A former prime minister with a Welsh wife was selected as the centre-right's candidate for the French presidency on Sunday after he saw off his last remaining rival for his party's nomination.
Francois Fillon, a 62-year-old from Le Mans, beat Alain Juppe by winning 67% of the vote compared to his rival's 33% in Sunday's run-off.
He had garnered around 44% of the vote in the first round of the primary last week in which five other candidates, including former president Nicolas Sarkozy, were eliminated.
Mr Fillon's success now makes him, in the eyes of many pundits, the frontrunner to take the keys to the Elysee Palace next May when France chooses its next president.
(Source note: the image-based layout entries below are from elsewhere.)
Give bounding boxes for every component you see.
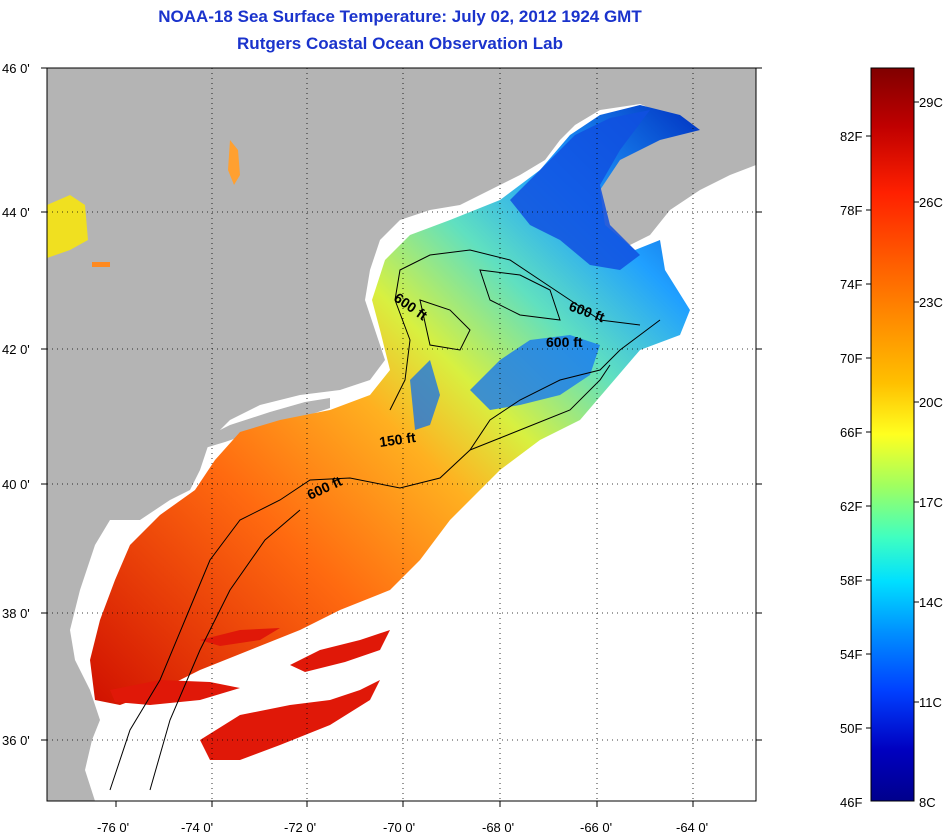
f-label: 62F [840,499,862,514]
lon-label: -64 0' [676,820,708,835]
c-label: 20C [919,395,943,410]
lon-label: -76 0' [97,820,129,835]
latitude-labels: 46 0' 44 0' 42 0' 40 0' 38 0' 36 0' [2,61,30,748]
f-label: 74F [840,277,862,292]
lon-label: -72 0' [284,820,316,835]
cold-water-patch [510,110,650,270]
contour-label: 600 ft [546,334,583,350]
warm-patch-2 [290,630,390,672]
warm-patch-3 [200,628,280,646]
c-label: 8C [919,795,936,810]
contour-label: 150 ft [378,429,417,450]
c-label: 14C [919,595,943,610]
celsius-labels: 29C 26C 23C 20C 17C 14C 11C 8C [919,95,943,810]
colorbar-ticks [866,101,919,729]
f-label: 66F [840,425,862,440]
longitude-labels: -76 0' -74 0' -72 0' -70 0' -68 0' -66 0… [97,820,708,835]
land-mass [47,68,756,801]
cape-cod-cold [410,360,440,430]
graticule [47,68,756,801]
lake-patch [92,262,110,267]
f-label: 58F [840,573,862,588]
georges-bank-cold [470,335,600,410]
lake-ontario-warm [47,195,88,258]
lat-label: 36 0' [2,733,30,748]
f-label: 46F [840,795,862,810]
f-label: 70F [840,351,862,366]
warm-patch-4 [110,680,240,705]
colorbar [870,67,915,802]
lon-label: -68 0' [482,820,514,835]
f-label: 50F [840,721,862,736]
warm-patch-1 [200,680,380,760]
c-label: 29C [919,95,943,110]
f-label: 54F [840,647,862,662]
long-island [200,398,330,448]
lat-label: 44 0' [2,205,30,220]
fahrenheit-labels: 82F 78F 74F 70F 66F 62F 58F 54F 50F 46F [840,129,862,810]
c-label: 26C [919,195,943,210]
lon-label: -74 0' [181,820,213,835]
map-title: NOAA-18 Sea Surface Temperature: July 02… [158,7,642,26]
map-border [46,67,757,802]
f-label: 82F [840,129,862,144]
lat-label: 42 0' [2,342,30,357]
bathymetry-contours [109,249,661,791]
lon-label: -70 0' [383,820,415,835]
lat-label: 38 0' [2,606,30,621]
lat-label: 40 0' [2,477,30,492]
map-subtitle: Rutgers Coastal Ocean Observation Lab [237,34,563,53]
c-label: 11C [919,695,942,710]
lake-champlain-warm [228,140,240,185]
axis-ticks [41,67,762,807]
lat-label: 46 0' [2,61,30,76]
c-label: 17C [919,495,943,510]
lon-label: -66 0' [580,820,612,835]
f-label: 78F [840,203,862,218]
c-label: 23C [919,295,943,310]
sst-field [90,105,700,705]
President Francois Hollande, a Socialist, has been struggling in opinion polls after a term blighted by terror attacks in Paris and Nice that claimed hundreds of lives.
Current opinion polls suggest that far-right leader Marine Le Pen would win the first-round of voting in the presidential election in April but would lose a run-off to her opponent in May.
Unless the Socialist Party can recover momentum, that would mean Mr Fillon would be her likely opponent in the second round in which he would hope to assemble a coalition of voters as well as his base in the party now known as Les Republicains to keep Ms Le Pen out of power.
Mr Fillon, a father of five children from his marriage with his Welsh wife Penny, served as prime minister under Mr Sarkozy as did Mr Juppe, now 71, when Jacques Chirac was president.
Socialist Mr Hollande's victory against the incumbent Mr Sarkozy in 2012 ended 17 years of power for the centre-right but the terror attacks have seen a surge in support for Ms Le Pen's Front National which has campaigned on a platform of security and against immigration.
Mr Fillon, whose wife is from Abergavenny and met her husband during a year abroad working as a teacher in a school in Le Mans, emphasised family values and said France needed economic reform during his successful pitch for his party's candidacy.
Mr Juppe had plotted a more cautious course more likely to appeal to centrist or leftist voters if, as current polls indicate, the Socialists fail to make next May's second round.
Mr Fillon goes forward as his party's candidate for next year's first-round of presidential polling on April 23 when the field of candidates across the political spectrum will be whittled down to two for the decider on May 7.